IRONMAN: 37 years of triathlon-toughness


With Port Elizabeth being the proud South African host-city for IRONMAN, it is worth noting the event’s humble beginnings; a beginning which would progress into one of the greatest multi-sport endurance events in the world.

In 1977, while at an awards banquet in Hawaii for the Waikiki Swim Club, John Collins, a naval officer, and his wife, Judy Collins, proposed the idea of combining three of Hawaii’s toughest races into one. The three races were the Waikiki Rough Water Swim (2.4 miles/3.8 kilometres), the Oahu Bike Race (112 miles/180 kilometres) and the Honolulu Marathon (26.2 miles/42 kilometres).

This proposed combination came in the wake of a debate over whether swimmers, runners or cyclists were the toughest.

Eventually, this testing challenge would materialise on the 18th of February 1978 (only yesterday, 37-years ago) in Kona, Hawaii, with fifteen athletes taking part.
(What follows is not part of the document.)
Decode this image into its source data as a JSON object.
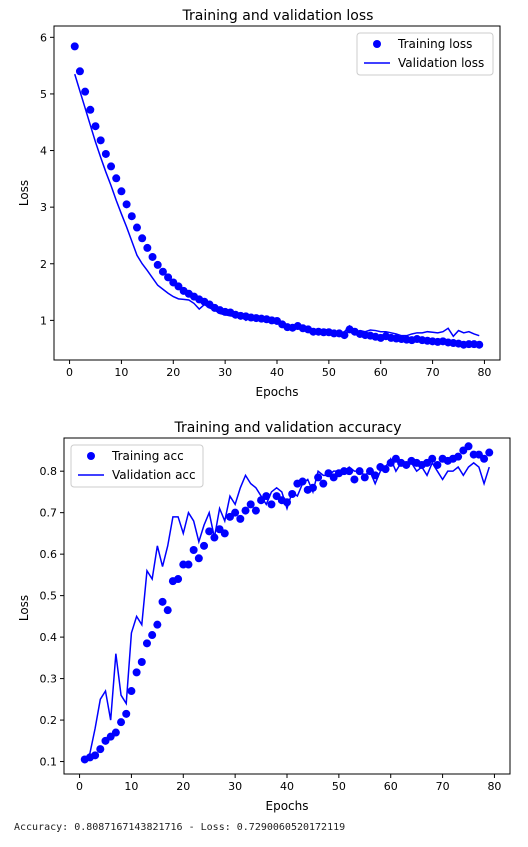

In the midst of the jaw-dropping challenge, a statement of Collins’ would be ever-present: “Whoever finishes first, we will call him the ‘Iron Man’.”

Of the fifteen who participated, 12 managed to complete the race with Gordon Haller, a United States Navy Communications Specialist, finishing first and claiming the title of “Iron Man”; a title which would stick in an event that now holds international recognition.